In presenting their view of the 300 year history of urban planning in Riga, the co-authors have sought to draw parallels with similar processes abroad and to substantiate the assumption that Riga is a city belonging to the Western European traditions of culture and town planning. Besides, the stylistic expressions of various ages, such as Renaissance, Baroque, Classicism, Eclecticism and Art Nouveau, which usually characterize buildings and architectural ensembles, are, with good reason, transferred by the authors to describe spatial structures. It is evident that both authors are keen to distance themselves from any information that might distract the reader from looking at the work as a study of town planning.

Only lightly sketched in, and even then as if in passing, the authors make reference to a few owners of the land in the suburbs and on the boulevard ring, as well as the individuals who financed development and put to good use the expansion of these territories, as well as the archi­tects who designed the numerous buildings. These aspects are left to be explored by other researchers. This work, however, gives a clear picture of the peculiarities of the present-day street grid in Riga's historic centre, explains the historical aspects of the building plot configurations, gives the reasons for the diversity of inner city block planning, makes clear the presence of low-rise wooden buildings in the so-called capitalist Riga, etc. If much of the information included in this book may already be more or less known to an observant reader who is familiar with the professional field, then the parallel text in the English language is a particular bonus. Conceptually this is no different from the Latvian original, but in places where a direct translation would be a little more difficult to understand for a foreign reader it provides clarifying details.

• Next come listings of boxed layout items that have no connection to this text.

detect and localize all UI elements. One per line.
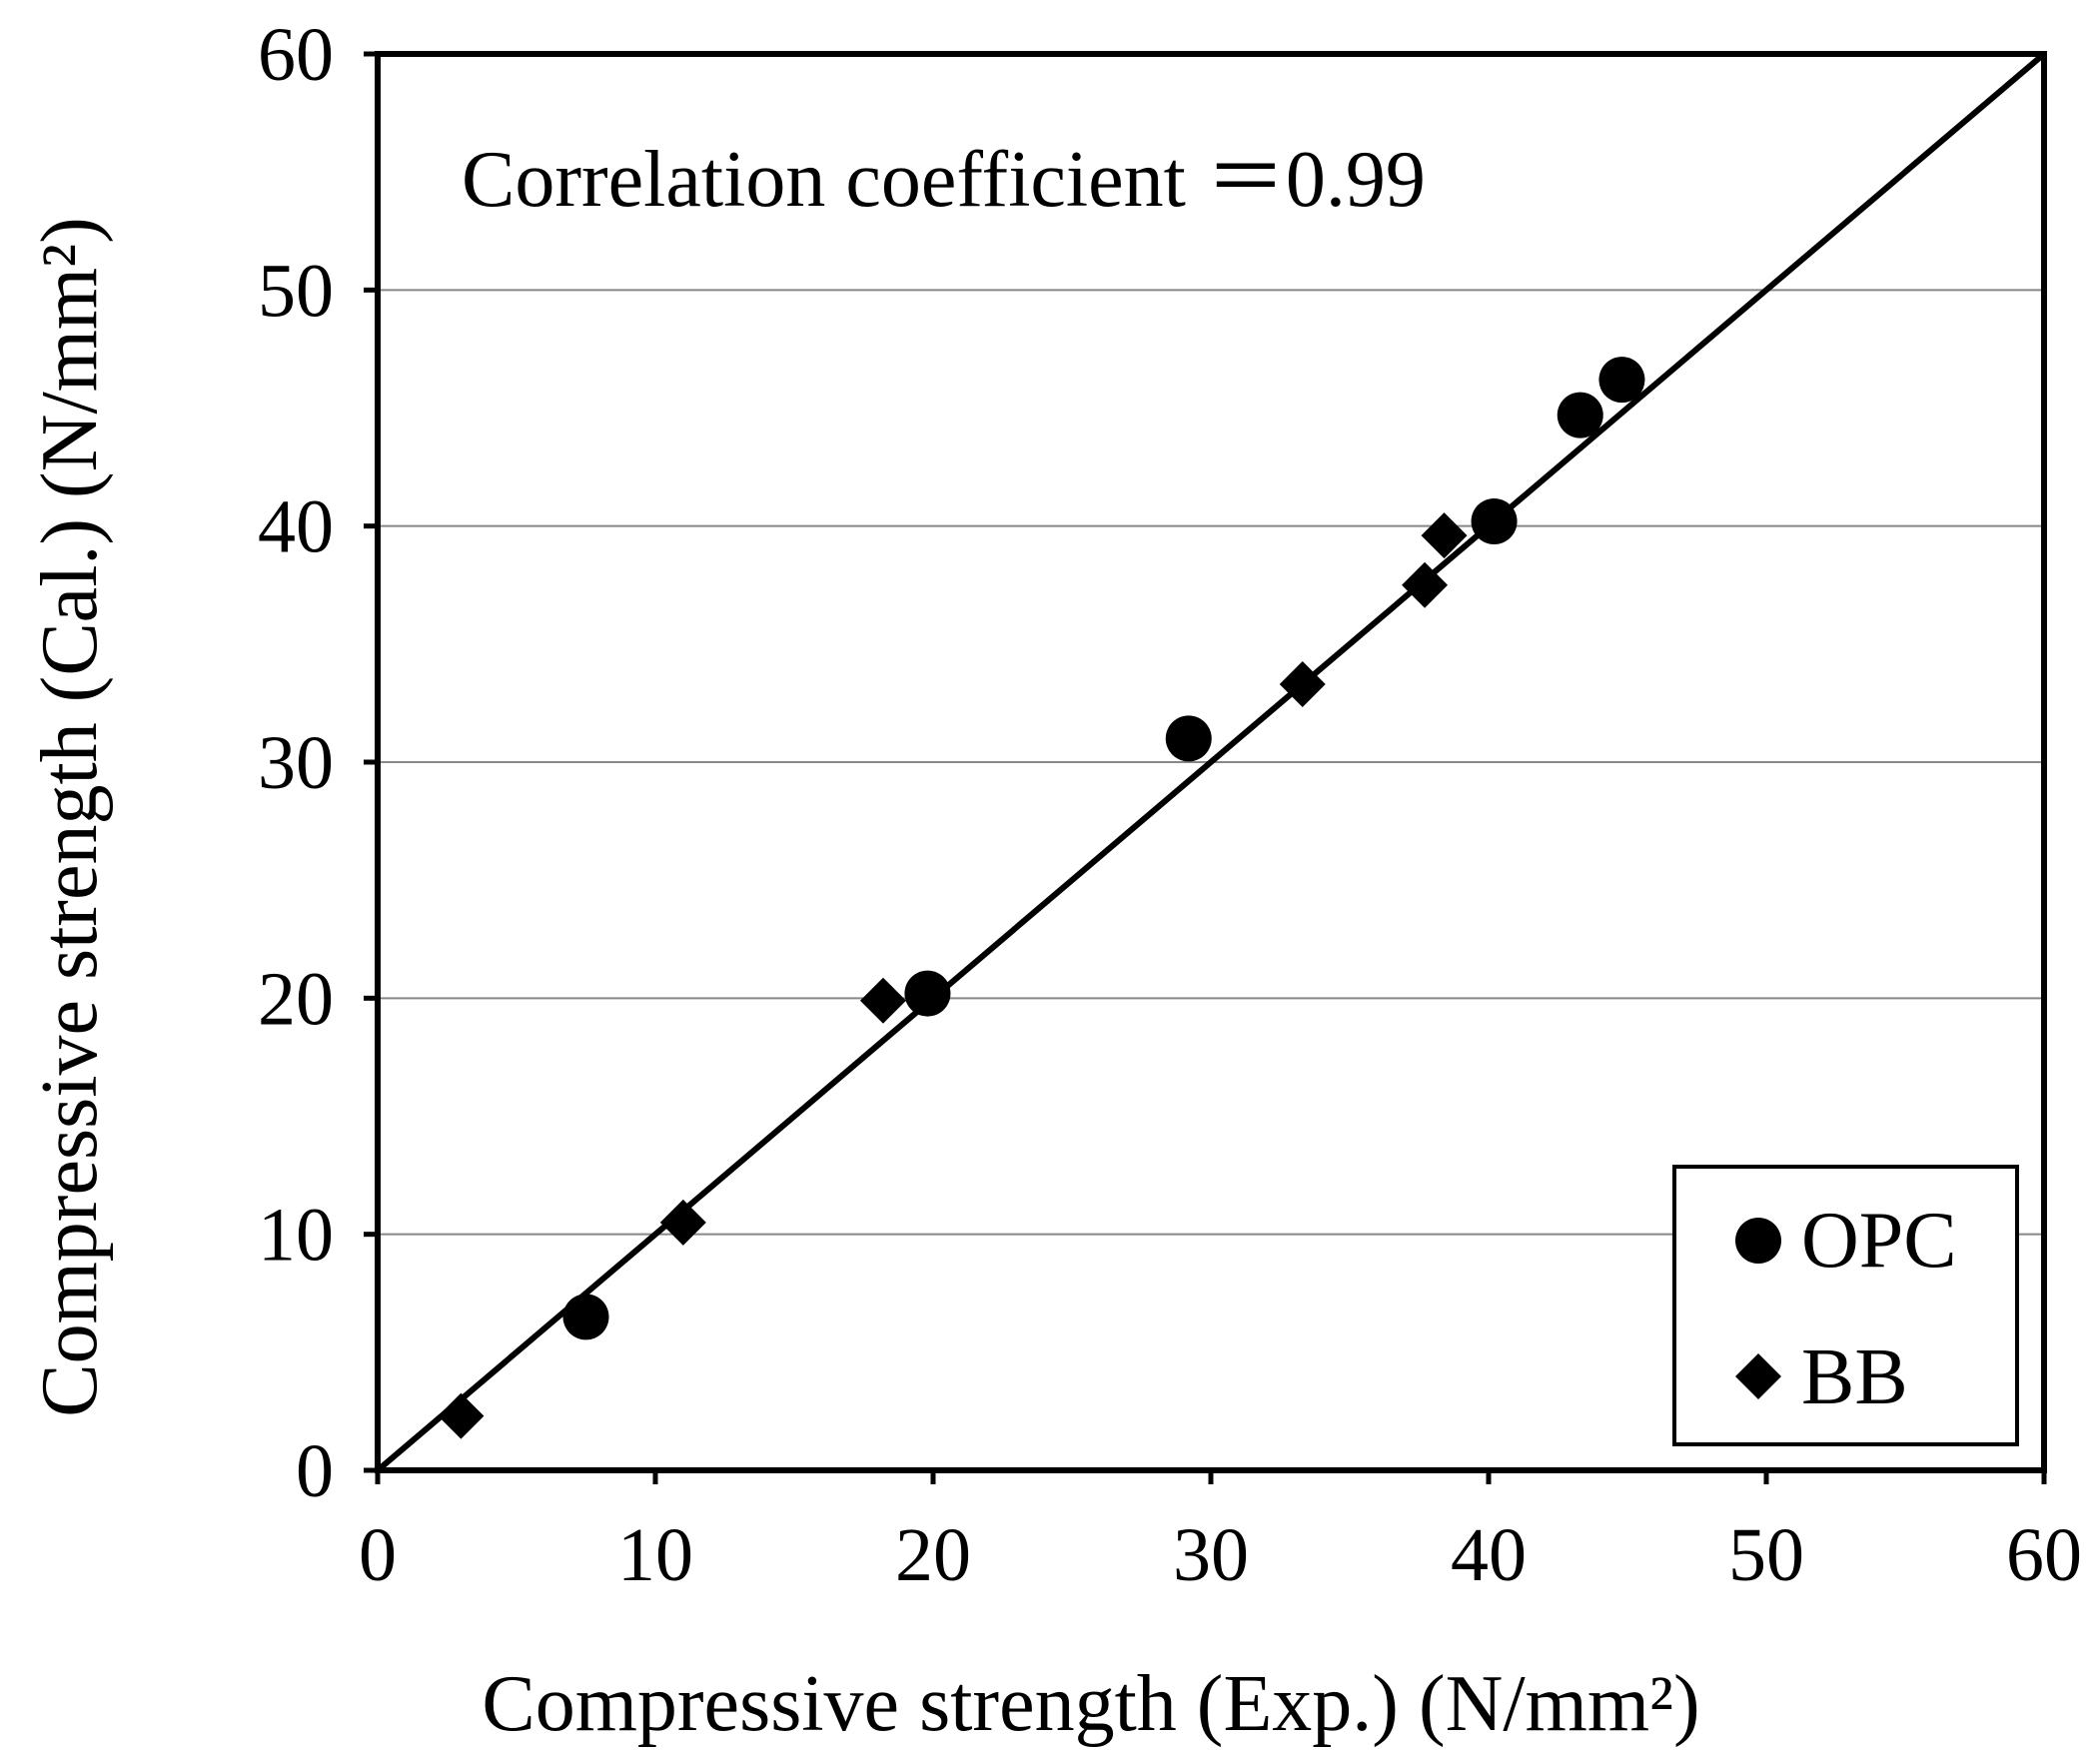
y-axis-title: Compressive strength (Cal.) (N/mm²) [26,217,114,1417]
point-bb-0 [438,1392,485,1439]
x-tick-label-40: 40 [1451,1513,1527,1597]
legend-box [1672,1165,2019,1446]
point-opc-4 [1557,392,1603,439]
x-tick-label-30: 30 [1173,1513,1249,1597]
legend-opc-label: OPC [1801,1197,1957,1285]
legend-bb-label: BB [1801,1333,1908,1421]
point-opc-1 [904,970,951,1017]
data-points-layer [438,357,1645,1439]
x-axis-title: Compressive strength (Exp.) (N/mm²) [482,1660,1699,1748]
x-tick-label-10: 10 [617,1513,693,1597]
y-tick-label-0: 0 [296,1429,334,1513]
x-tick-label-20: 20 [895,1513,971,1597]
point-opc-5 [1598,357,1645,404]
point-opc-3 [1471,497,1518,544]
legend: OPC BB [1672,1165,2019,1446]
y-tick-label-20: 20 [258,957,334,1041]
point-bb-4 [1402,561,1449,608]
x-tick-label-0: 0 [359,1513,397,1597]
point-bb-3 [1279,661,1326,708]
y-tick-label-50: 50 [258,249,334,333]
y-tick-label-10: 10 [258,1194,334,1278]
point-opc-0 [562,1294,609,1340]
correlation-annotation: Correlation coefficient ＝0.99 [462,136,1426,224]
x-tick-label-60: 60 [2006,1513,2082,1597]
reference-line-y-equals-x [376,51,2046,1473]
x-tick-label-50: 50 [1728,1513,1804,1597]
y-tick-label-60: 60 [258,13,334,97]
point-opc-2 [1165,715,1212,762]
point-bb-1 [659,1199,706,1246]
legend-bb-marker [1735,1353,1781,1399]
legend-opc-marker [1735,1218,1781,1264]
point-bb-5 [1421,512,1468,559]
ticks-layer: 0 10 20 30 40 50 60 0 10 20 30 40 50 60 [258,13,2082,1597]
y-tick-label-40: 40 [258,485,334,569]
y-tick-label-30: 30 [258,721,334,805]
point-bb-2 [859,977,906,1024]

Finally, mention must be made of the production quality of the book as a printed work. The visual quality of the maps is good - the maps are presented in their authentic condition, as historical documents. The binding of the pages is of good quality, as the larger maps are printed on double-page spreads, and the binding holds even after the pages are opened to their maximum extent. The choice to print this edition as a paperback is slightly unorthodox for a book requiring high printing quality. To the reviewer this is vaguely reminiscent of Soviet era notebooks, which were widely used by students to compile their class notes and were used for a long time after grad­uation for references needed in their professional work, the notebooks retaining their physical durability throughout. Possible another advantage of this kind of edition lies in its affordability, which may entice potential buyers in bookstores to pick the book up and take a closer look, to investigate both the contents as well as the price.